Aggressive und breite Autos mit etwa 380 PS

Der FIA-Weltrat hat auf seiner Sitzung in Mexico City beschlossen, dass die World Rally Cars ab 2017 deutlich breiter, spektakulärer und schneller sein sollen.
Selten waren sich die Beteiligten so einig. In der Frage, wie die Rallye-Autos der höchsten Spielklasse WRC (World Rally Car) nach dem Auslaufen des aktuellen Reglements Ende 2016 aussehen sollen, entschied die FIA-Rallye-Kommission einmütig mit Herstellern, Vermarkter und Fans vor allem eins: wilder.

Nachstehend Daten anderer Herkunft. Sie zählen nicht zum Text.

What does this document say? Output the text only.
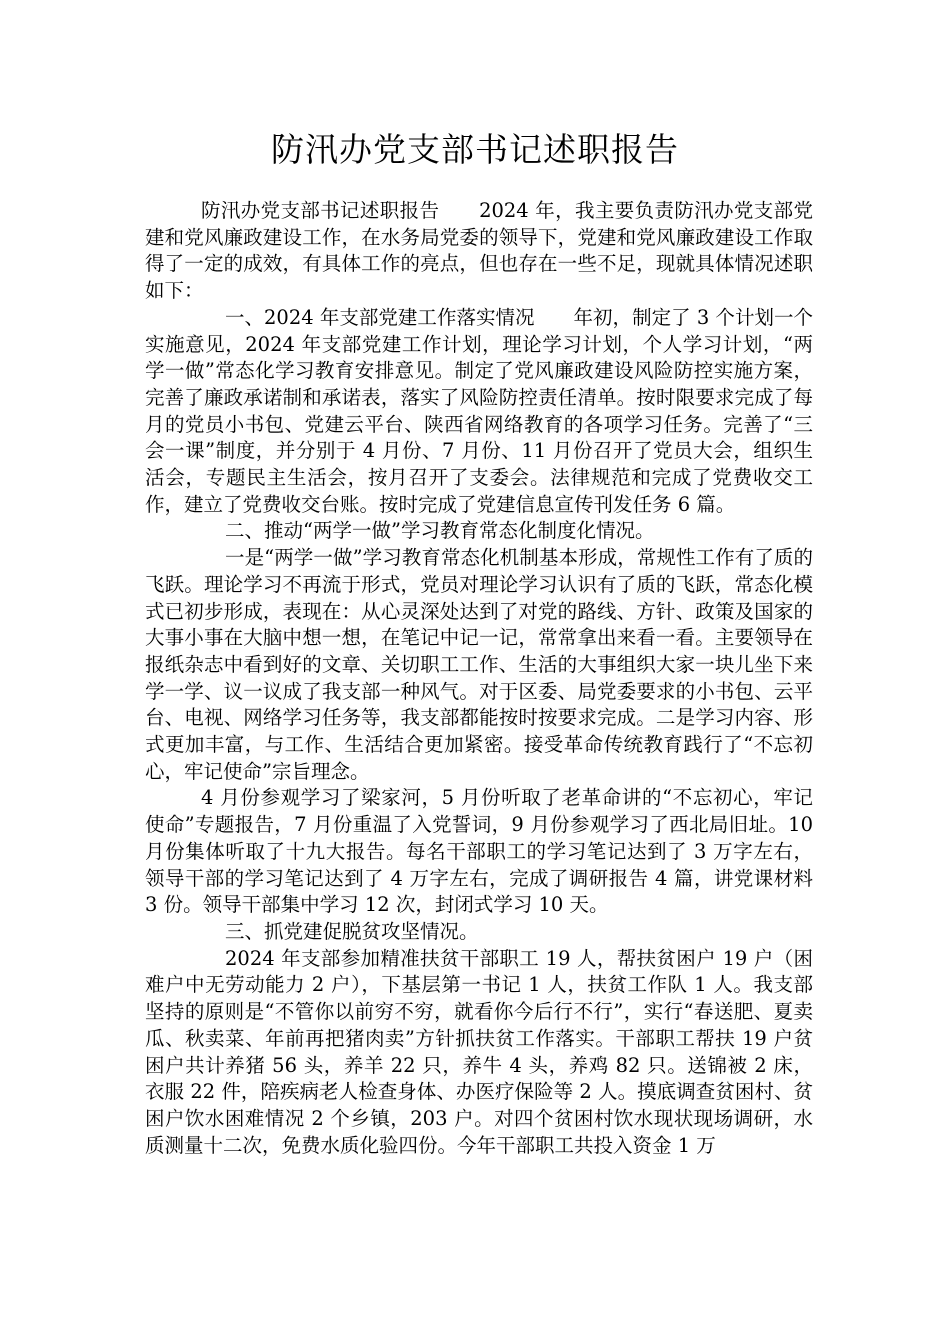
防汛办党支部书记述职报告

防汛办党支部书记述职报告　　2024 年，我主要负责防汛办党支部党建和党风廉政建设工作，在水务局党委的领导下，党建和党风廉政建设工作取得了一定的成效，有具体工作的亮点，但也存在一些不足，现就具体情况述职如下：

一、2024 年支部党建工作落实情况　　年初，制定了 3 个计划一个实施意见，2024 年支部党建工作计划，理论学习计划，个人学习计划，“两学一做”常态化学习教育安排意见。制定了党风廉政建设风险防控实施方案，完善了廉政承诺制和承诺表，落实了风险防控责任清单。按时限要求完成了每月的党员小书包、党建云平台、陕西省网络教育的各项学习任务。完善了“三会一课”制度，并分别于 4 月份、7 月份、11 月份召开了党员大会，组织生活会，专题民主生活会，按月召开了支委会。法律规范和完成了党费收交工作，建立了党费收交台账。按时完成了党建信息宣传刊发任务 6 篇。

二、推动“两学一做”学习教育常态化制度化情况。

一是“两学一做”学习教育常态化机制基本形成，常规性工作有了质的飞跃。理论学习不再流于形式，党员对理论学习认识有了质的飞跃，常态化模式已初步形成，表现在：从心灵深处达到了对党的路线、方针、政策及国家的大事小事在大脑中想一想，在笔记中记一记，常常拿出来看一看。主要领导在报纸杂志中看到好的文章、关切职工工作、生活的大事组织大家一块儿坐下来学一学、议一议成了我支部一种风气。对于区委、局党委要求的小书包、云平台、电视、网络学习任务等，我支部都能按时按要求完成。二是学习内容、形式更加丰富，与工作、生活结合更加紧密。接受革命传统教育践行了“不忘初心，牢记使命”宗旨理念。

4 月份参观学习了梁家河，5 月份听取了老革命讲的“不忘初心，牢记使命”专题报告，7 月份重温了入党誓词，9 月份参观学习了西北局旧址。10 月份集体听取了十九大报告。每名干部职工的学习笔记达到了 3 万字左右，领导干部的学习笔记达到了 4 万字左右，完成了调研报告 4 篇，讲党课材料 3 份。领导干部集中学习 12 次，封闭式学习 10 天。

三、抓党建促脱贫攻坚情况。

2024 年支部参加精准扶贫干部职工 19 人，帮扶贫困户 19 户（困难户中无劳动能力 2 户），下基层第一书记 1 人，扶贫工作队 1 人。我支部坚持的原则是“不管你以前穷不穷，就看你今后行不行”，实行“春送肥、夏卖瓜、秋卖菜、年前再把猪肉卖”方针抓扶贫工作落实。干部职工帮扶 19 户贫困户共计养猪 56 头，养羊 22 只，养牛 4 头，养鸡 82 只。送锦被 2 床，衣服 22 件，陪疾病老人检查身体、办医疗保险等 2 人。摸底调查贫困村、贫困户饮水困难情况 2 个乡镇，203 户。对四个贫困村饮水现状现场调研，水质测量十二次，免费水质化验四份。今年干部职工共投入资金 1 万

Größere aerodynamische Freiheiten
Der Weltverband initiierte gar eigens eine Studie, in der die Fans abstimmen konnten, wie die Autos ihrer Lieblingssportart künftig aussehen sollen. Bereits im Frühjahr waren sich alle beteiligten Hersteller nach internen Treffen einig, die Rallye-Kommission reichte in Paris ein Vorschlagspapier ein, das der FIA-Weltrat nun ohne Wenn und Aber bestätigte.
Die Eckdaten des künftigen Reglements beinhalten zum einen deutlich stärkeren Motor. Seit dem Verbot der technisch ausgeuferten Gruppe B Ende 1986 gilt offiziell eine Obergrenze von 300 PS, die angesichts der vorgeschriebenen Werte für Hubraum und Durchmesser des Luftmassenbegrenzers freilich nie eingehalten wurden. Die aktuellen 1,6-Liter Turbos entwickeln mit einem Restriktor von 33 Millimetern Durchmesser etwa 320 PS. Ab 2017 sollen es dank 36 Millimetern Luftdurchsatz bei einem maximalen Ladedruck von 2,5 bar etwa 380 PS werden. Zudem wird das Mindestgewicht um 25 Kilogramm auf 1.175 Kilogramm abgesenkt. Die aktuellen Autos liegen ohnehin längst unter dem geforderten Limit von 1.200 Kilo.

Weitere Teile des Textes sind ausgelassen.